My Keys to TradingFundamental Screens: I calculate a fair value for every stock, which is the price at which the stock would trade at in a perfect world. Fair value is not a price target. Fair value is based on the stock's past data and projections for the future. Fair value is based on the trailing 12-month EPS, the forward 12-month estimated EPS and the yield on the 30-year Treasury. These data points are weighted on the basis of a historical analysis of the stock's price history, and 17 other variables influence the calculation, according to the stock's sector and industry group. Weekly Chart Profile: A stock with a positive profile has a weekly close above its five-week modified moving average with a rising 12x3 weekly slow stochastic, which is a measure of momentum on a scale of zero to 100. A reading below 20 is oversold, while a reading above 80 is overbought. Value Levels, Risky Levels and Pivots: A value level is a price at which buyers should emerge on share-price weakness. A risky level is a price at which sellers should reduce holdings on share-price gains. A pivot is a value or risky level that was violated in its time horizon and that acts as a magnet during the remainder of that time horizon. These levels are calculated in weekly, monthly, quarterly, semiannual and annual time horizons, on the basis of the past nine closes in each time horizon. My theory is that the closes over a nine-year period are the summation of all bullish and bearish events for that market or specific stock.

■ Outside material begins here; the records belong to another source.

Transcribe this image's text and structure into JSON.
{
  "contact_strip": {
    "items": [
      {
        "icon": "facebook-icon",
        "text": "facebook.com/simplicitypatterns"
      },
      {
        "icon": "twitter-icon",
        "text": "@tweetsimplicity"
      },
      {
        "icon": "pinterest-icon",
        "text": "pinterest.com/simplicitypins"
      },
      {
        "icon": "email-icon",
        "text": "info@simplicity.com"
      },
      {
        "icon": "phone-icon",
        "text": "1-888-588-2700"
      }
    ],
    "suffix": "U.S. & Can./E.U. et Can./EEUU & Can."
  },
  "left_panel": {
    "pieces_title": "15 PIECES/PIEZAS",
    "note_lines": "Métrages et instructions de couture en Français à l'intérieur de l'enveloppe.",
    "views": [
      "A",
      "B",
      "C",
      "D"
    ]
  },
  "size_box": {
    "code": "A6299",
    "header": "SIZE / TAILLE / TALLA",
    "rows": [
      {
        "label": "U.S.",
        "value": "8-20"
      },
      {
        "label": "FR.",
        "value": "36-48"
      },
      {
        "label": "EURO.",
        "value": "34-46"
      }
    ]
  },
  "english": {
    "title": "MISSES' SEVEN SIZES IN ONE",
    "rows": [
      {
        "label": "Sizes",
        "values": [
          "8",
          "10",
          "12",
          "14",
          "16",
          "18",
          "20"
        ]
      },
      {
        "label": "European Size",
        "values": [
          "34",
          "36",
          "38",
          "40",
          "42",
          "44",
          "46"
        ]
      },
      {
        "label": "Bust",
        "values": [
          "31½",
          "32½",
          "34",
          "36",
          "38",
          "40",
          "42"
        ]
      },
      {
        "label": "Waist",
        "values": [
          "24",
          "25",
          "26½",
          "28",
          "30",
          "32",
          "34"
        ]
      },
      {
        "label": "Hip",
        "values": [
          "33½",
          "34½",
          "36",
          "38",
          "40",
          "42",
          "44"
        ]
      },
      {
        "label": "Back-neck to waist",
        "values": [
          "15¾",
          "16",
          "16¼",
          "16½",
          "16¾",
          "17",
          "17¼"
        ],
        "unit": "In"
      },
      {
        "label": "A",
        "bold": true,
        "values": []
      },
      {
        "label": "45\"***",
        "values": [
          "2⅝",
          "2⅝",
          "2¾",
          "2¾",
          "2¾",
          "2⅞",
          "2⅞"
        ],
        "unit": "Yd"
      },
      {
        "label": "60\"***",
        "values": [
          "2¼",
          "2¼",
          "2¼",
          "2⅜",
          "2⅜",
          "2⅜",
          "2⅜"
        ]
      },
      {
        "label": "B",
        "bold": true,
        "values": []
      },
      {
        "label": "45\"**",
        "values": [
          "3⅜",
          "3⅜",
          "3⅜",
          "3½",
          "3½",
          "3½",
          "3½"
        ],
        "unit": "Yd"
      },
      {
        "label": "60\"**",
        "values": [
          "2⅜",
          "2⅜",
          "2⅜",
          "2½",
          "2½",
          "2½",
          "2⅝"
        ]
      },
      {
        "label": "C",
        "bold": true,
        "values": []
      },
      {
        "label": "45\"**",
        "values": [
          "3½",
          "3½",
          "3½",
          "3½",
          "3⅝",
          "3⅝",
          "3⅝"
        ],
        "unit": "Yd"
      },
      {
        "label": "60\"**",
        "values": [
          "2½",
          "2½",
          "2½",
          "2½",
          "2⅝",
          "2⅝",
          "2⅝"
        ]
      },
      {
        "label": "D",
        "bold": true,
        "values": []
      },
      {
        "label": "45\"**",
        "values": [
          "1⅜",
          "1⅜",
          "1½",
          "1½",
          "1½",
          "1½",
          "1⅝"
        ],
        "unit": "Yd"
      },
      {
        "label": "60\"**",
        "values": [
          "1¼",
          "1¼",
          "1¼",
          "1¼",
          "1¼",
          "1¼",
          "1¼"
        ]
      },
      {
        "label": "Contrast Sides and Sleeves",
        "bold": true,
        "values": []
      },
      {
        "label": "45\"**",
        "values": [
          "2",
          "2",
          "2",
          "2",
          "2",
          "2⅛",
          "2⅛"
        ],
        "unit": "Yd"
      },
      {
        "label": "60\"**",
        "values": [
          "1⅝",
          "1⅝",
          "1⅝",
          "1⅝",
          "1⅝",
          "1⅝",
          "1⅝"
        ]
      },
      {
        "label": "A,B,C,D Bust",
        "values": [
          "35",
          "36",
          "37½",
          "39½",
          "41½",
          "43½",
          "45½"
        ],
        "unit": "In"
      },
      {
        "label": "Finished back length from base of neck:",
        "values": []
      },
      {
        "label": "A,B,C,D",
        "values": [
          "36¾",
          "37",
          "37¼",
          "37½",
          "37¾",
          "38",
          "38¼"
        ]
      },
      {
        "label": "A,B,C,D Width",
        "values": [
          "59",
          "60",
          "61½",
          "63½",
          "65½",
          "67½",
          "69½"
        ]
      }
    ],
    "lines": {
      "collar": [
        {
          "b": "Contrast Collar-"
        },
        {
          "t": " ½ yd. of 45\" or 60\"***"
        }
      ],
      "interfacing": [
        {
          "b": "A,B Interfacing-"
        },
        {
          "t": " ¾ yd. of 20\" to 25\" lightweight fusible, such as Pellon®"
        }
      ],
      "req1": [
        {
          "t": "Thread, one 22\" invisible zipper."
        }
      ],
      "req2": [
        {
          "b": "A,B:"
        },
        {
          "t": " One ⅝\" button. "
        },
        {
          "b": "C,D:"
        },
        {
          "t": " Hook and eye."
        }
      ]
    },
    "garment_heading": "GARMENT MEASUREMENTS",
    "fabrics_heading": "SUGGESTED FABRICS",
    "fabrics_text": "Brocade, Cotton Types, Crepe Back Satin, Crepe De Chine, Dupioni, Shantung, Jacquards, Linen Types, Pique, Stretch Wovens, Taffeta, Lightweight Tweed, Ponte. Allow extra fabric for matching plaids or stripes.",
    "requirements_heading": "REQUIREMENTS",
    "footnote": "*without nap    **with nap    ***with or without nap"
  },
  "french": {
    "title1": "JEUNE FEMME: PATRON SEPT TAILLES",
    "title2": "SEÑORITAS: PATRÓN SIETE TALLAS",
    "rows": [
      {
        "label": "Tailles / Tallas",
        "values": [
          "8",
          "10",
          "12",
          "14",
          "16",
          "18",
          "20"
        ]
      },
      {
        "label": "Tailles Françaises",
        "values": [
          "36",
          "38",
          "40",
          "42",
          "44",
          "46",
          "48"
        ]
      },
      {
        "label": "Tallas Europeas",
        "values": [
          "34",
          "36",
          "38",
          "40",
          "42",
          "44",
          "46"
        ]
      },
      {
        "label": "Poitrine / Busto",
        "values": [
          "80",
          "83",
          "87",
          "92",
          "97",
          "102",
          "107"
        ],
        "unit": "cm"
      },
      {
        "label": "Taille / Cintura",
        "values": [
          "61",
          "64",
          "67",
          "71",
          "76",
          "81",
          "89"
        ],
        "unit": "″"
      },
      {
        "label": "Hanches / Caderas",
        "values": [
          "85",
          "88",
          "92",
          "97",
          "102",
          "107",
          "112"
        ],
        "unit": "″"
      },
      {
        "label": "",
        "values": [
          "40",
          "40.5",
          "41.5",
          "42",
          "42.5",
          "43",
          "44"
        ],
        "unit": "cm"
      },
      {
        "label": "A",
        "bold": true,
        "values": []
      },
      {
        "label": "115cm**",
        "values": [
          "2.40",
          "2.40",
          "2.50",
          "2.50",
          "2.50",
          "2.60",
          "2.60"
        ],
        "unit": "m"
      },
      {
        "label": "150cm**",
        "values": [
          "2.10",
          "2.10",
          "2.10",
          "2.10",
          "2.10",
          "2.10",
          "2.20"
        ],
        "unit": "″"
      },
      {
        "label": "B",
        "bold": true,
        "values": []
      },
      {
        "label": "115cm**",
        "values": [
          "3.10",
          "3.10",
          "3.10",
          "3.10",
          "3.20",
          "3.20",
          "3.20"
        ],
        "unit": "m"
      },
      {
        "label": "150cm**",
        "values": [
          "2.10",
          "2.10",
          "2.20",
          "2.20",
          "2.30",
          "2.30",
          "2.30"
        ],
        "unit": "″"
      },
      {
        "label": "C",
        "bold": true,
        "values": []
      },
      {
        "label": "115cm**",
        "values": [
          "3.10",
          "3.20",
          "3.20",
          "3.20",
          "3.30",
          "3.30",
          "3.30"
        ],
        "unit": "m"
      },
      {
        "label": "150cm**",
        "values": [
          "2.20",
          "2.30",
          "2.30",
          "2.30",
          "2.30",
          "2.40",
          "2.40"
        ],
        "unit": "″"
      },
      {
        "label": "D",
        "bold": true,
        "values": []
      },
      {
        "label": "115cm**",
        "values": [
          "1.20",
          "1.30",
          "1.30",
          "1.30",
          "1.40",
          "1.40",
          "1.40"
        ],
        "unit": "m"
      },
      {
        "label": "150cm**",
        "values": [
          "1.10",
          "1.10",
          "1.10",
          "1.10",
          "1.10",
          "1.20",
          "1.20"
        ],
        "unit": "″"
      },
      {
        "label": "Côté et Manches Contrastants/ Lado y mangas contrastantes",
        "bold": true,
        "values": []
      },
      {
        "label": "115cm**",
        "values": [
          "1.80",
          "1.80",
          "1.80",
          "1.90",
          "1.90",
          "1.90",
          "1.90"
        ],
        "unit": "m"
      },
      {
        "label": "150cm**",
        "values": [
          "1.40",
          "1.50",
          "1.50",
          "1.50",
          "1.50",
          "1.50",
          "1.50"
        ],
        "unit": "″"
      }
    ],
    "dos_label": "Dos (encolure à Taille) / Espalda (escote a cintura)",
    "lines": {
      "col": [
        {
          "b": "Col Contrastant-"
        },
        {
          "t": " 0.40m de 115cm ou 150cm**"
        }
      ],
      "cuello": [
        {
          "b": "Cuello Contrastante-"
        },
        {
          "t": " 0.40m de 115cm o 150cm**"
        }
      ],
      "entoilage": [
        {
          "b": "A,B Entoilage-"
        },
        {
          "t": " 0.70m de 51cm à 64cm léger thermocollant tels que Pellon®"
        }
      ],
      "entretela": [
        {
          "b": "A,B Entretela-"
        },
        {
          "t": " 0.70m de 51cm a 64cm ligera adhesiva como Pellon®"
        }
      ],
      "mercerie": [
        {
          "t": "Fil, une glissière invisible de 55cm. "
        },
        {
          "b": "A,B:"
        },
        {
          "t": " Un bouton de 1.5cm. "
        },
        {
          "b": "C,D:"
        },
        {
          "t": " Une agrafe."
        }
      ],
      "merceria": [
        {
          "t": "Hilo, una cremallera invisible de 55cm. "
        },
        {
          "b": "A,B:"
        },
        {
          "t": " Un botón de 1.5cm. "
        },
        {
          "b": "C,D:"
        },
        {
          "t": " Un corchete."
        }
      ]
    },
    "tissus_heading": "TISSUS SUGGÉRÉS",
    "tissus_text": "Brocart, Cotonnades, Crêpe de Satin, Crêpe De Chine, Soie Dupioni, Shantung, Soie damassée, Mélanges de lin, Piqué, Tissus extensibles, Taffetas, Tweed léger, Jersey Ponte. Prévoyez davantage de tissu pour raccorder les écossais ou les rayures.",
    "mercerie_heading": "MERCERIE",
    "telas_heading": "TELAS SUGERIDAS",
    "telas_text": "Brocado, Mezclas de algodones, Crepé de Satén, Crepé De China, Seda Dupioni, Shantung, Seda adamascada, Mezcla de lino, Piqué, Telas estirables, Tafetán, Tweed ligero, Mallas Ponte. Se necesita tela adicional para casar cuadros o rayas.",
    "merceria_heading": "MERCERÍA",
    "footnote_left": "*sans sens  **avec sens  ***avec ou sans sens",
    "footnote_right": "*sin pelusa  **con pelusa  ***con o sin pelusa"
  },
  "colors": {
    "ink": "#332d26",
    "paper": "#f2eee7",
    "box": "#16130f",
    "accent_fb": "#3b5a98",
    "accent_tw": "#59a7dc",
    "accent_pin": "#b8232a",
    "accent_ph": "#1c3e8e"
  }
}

Please note that due to factors including low market capitalization and/or insufficient public float, we consider Ditech Communications, Tut Systems, Westell Tech and Entrust to be small-cap stocks. You should be aware that such stocks are subject to more risk than stocks of larger companies, including greater volatility, lower liquidity and less publicly available information, and that postings such as this one can have an effect on their stock prices.